Supporters and opponents had been working furiously up until Tuesday to line up votes on whether the state should offer some kind of legal recognition to same-sex couples.
Civil unions would provide legal recognition of gay couples and give them some of the same benefits automatically available to married couples -- the right to visit a sick partner in the hospital and make decisions about their medical care, for instance. But it would not be marriage, which is still defined by Illinois law as a union of one man and one woman.
Illinois civil unions would not be recognized in some states or by the federal government for tax purposes.
Emotions ran high during the debate.
Rep. Deborah Mell, D-Chicago, broke down as she discussed the possibility of her partner, Christin Baker, falling seriously ill. She said current law would bar doctors from consulting her about Baker's condition because they have no official recognition.
Many legislators mentioned former Rep. Larry McKeon, who was Illinois' first openly gay lawmaker. Hospital administrators turned McKeon away when his longtime partner was dying, saying he had to go home and get documents proving he had the right to visit. By the time McKeon was able to get the document and return, his partner had died.
"It's appalling that anybody would think that's OK. It's not OK," said Rep. Lou Lang, D-Skokie.
On the other side of the debate, Rep. Ron Stephens quietly insisted his opposition was based on principle, not animosity
toward homosexual people.
"Just call me an old-fashioned traditionalist,'' the Greenville Republican said.
Few lawmakers spoke against the legislation.
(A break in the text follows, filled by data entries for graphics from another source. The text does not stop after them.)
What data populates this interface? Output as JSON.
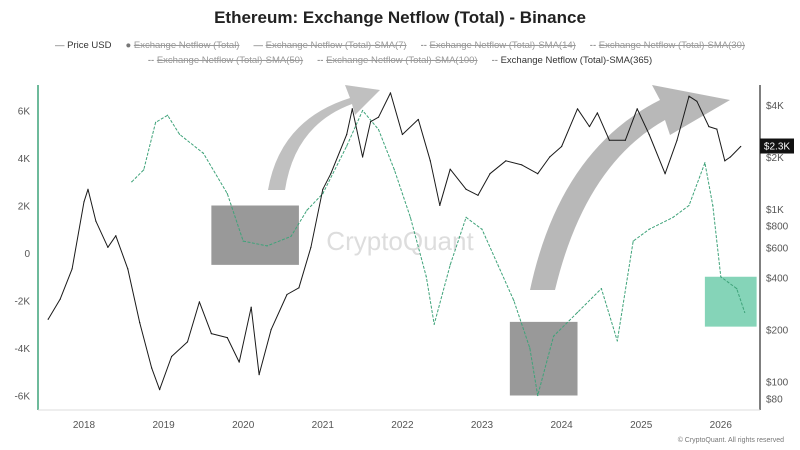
{
  "title": "Ethereum: Exchange Netflow (Total) - Binance",
  "legend": [
    {
      "label": "Price USD",
      "active": true,
      "marker": "line"
    },
    {
      "label": "Exchange Netflow (Total)",
      "active": false,
      "marker": "dot"
    },
    {
      "label": "Exchange Netflow (Total)-SMA(7)",
      "active": false,
      "marker": "line"
    },
    {
      "label": "Exchange Netflow (Total)-SMA(14)",
      "active": false,
      "marker": "dotted"
    },
    {
      "label": "Exchange Netflow (Total)-SMA(30)",
      "active": false,
      "marker": "dashed"
    },
    {
      "label": "Exchange Netflow (Total)-SMA(50)",
      "active": false,
      "marker": "dashed"
    },
    {
      "label": "Exchange Netflow (Total)-SMA(100)",
      "active": false,
      "marker": "dashed"
    },
    {
      "label": "Exchange Netflow (Total)-SMA(365)",
      "active": true,
      "marker": "dashed"
    }
  ],
  "watermark": "CryptoQuant",
  "footer": "© CryptoQuant. All rights reserved",
  "price_badge": "$2.3K",
  "colors": {
    "price": "#1a1a1a",
    "sma365": "#3fa37a",
    "box_gray": "#808080",
    "box_green": "#5cc6a0",
    "arrow": "#b0b0b0",
    "badge": "#111111"
  },
  "chart_data": {
    "type": "line",
    "title": "Ethereum: Exchange Netflow (Total) - Binance",
    "x_ticks": [
      "2018",
      "2019",
      "2020",
      "2021",
      "2022",
      "2023",
      "2024",
      "2025",
      "2026"
    ],
    "left_axis": {
      "ticks": [
        "6K",
        "4K",
        "2K",
        "0",
        "-2K",
        "-4K",
        "-6K"
      ],
      "tick_values": [
        6000,
        4000,
        2000,
        0,
        -2000,
        -4000,
        -6000
      ],
      "range": [
        -6500,
        7000
      ]
    },
    "right_axis": {
      "scale": "log",
      "ticks": [
        "$4K",
        "$2K",
        "$1K",
        "$800",
        "$600",
        "$400",
        "$200",
        "$100",
        "$80"
      ],
      "tick_values": [
        4000,
        2000,
        1000,
        800,
        600,
        400,
        200,
        100,
        80
      ]
    },
    "grid": false,
    "legend_position": "top",
    "series": [
      {
        "name": "Price USD",
        "axis": "right",
        "x": [
          2017.55,
          2017.7,
          2017.85,
          2018.0,
          2018.05,
          2018.15,
          2018.3,
          2018.4,
          2018.55,
          2018.7,
          2018.85,
          2018.95,
          2019.1,
          2019.3,
          2019.45,
          2019.6,
          2019.8,
          2019.95,
          2020.1,
          2020.2,
          2020.35,
          2020.55,
          2020.7,
          2020.85,
          2021.0,
          2021.1,
          2021.3,
          2021.37,
          2021.5,
          2021.6,
          2021.7,
          2021.85,
          2022.0,
          2022.2,
          2022.35,
          2022.47,
          2022.6,
          2022.8,
          2022.95,
          2023.1,
          2023.3,
          2023.5,
          2023.7,
          2023.85,
          2024.0,
          2024.2,
          2024.35,
          2024.45,
          2024.6,
          2024.8,
          2024.95,
          2025.1,
          2025.3,
          2025.45,
          2025.6,
          2025.7,
          2025.85,
          2025.95,
          2026.05,
          2026.12,
          2026.25
        ],
        "y": [
          230,
          300,
          450,
          1100,
          1300,
          850,
          600,
          700,
          450,
          220,
          120,
          90,
          140,
          170,
          290,
          190,
          180,
          130,
          270,
          110,
          200,
          320,
          350,
          600,
          1300,
          1600,
          2700,
          3800,
          2000,
          3200,
          3400,
          4700,
          2700,
          3300,
          1900,
          1050,
          1700,
          1300,
          1200,
          1600,
          1900,
          1800,
          1600,
          2000,
          2300,
          3800,
          3000,
          3600,
          2500,
          2500,
          3800,
          2700,
          1600,
          2500,
          4500,
          4200,
          3000,
          2900,
          1900,
          2000,
          2300
        ]
      },
      {
        "name": "Exchange Netflow (Total)-SMA(365)",
        "axis": "left",
        "x": [
          2018.6,
          2018.75,
          2018.9,
          2019.05,
          2019.2,
          2019.5,
          2019.8,
          2020.0,
          2020.3,
          2020.6,
          2020.8,
          2021.0,
          2021.3,
          2021.5,
          2021.7,
          2021.9,
          2022.1,
          2022.3,
          2022.4,
          2022.6,
          2022.8,
          2023.0,
          2023.2,
          2023.4,
          2023.6,
          2023.7,
          2023.9,
          2024.2,
          2024.5,
          2024.7,
          2024.9,
          2025.1,
          2025.4,
          2025.6,
          2025.8,
          2025.9,
          2026.0,
          2026.2,
          2026.3
        ],
        "y": [
          3000,
          3500,
          5500,
          5800,
          5000,
          4200,
          2500,
          500,
          300,
          700,
          1800,
          2500,
          4500,
          6000,
          5200,
          3500,
          1500,
          -1000,
          -3000,
          -500,
          1500,
          1000,
          -500,
          -2000,
          -4000,
          -6000,
          -3500,
          -2500,
          -1500,
          -3700,
          500,
          1000,
          1500,
          2000,
          3800,
          2000,
          -1000,
          -1500,
          -2500
        ]
      }
    ],
    "annotations": [
      {
        "type": "box",
        "color": "gray",
        "x": [
          2019.6,
          2020.7
        ],
        "y": [
          -500,
          2000
        ]
      },
      {
        "type": "box",
        "color": "gray",
        "x": [
          2023.35,
          2024.2
        ],
        "y": [
          -6000,
          -2900
        ]
      },
      {
        "type": "box",
        "color": "green",
        "x": [
          2025.8,
          2026.45
        ],
        "y": [
          -3100,
          -1000
        ]
      },
      {
        "type": "arrow",
        "color": "gray",
        "direction": "up-right"
      },
      {
        "type": "arrow",
        "color": "gray",
        "direction": "up-right"
      }
    ]
  }
}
Those who did argued civil unions are a step toward legalizing same-sex marriage, perhaps by court order.
"Are you ready for gay marriage? Because that very well could be what comes out of this," said Rep. David Reis, R-Willow Hill.
Lobbyist Rick Garcia had a response for such concerns: "You are correct."
Garcia, director of public policy for the gay-rights group Equality Illinois, said he considers civil unions a poor substitute for marriage but hopes the move eventually leads toward marriage rights for gay couples. He and other supporters say same-sex marriage has little support in the Legislature right now, so civil unions are the most they can get.
At least five states already offer civil unions. A handful of others have legalized same-sex marriages.
The Human Rights Campaign, the nation’s largest lesbian, gay, bisexual and transgender civil rights group, praised the body for passing the bill.
"HRC congratulates Illinois’ House of Representatives for recognizing that all couples and all families deserve basic rights and protections," HRC President Joe Solmonese said in a written statement. "Civil Unions are not marriage, but they provide important benefits and are step in the right direction."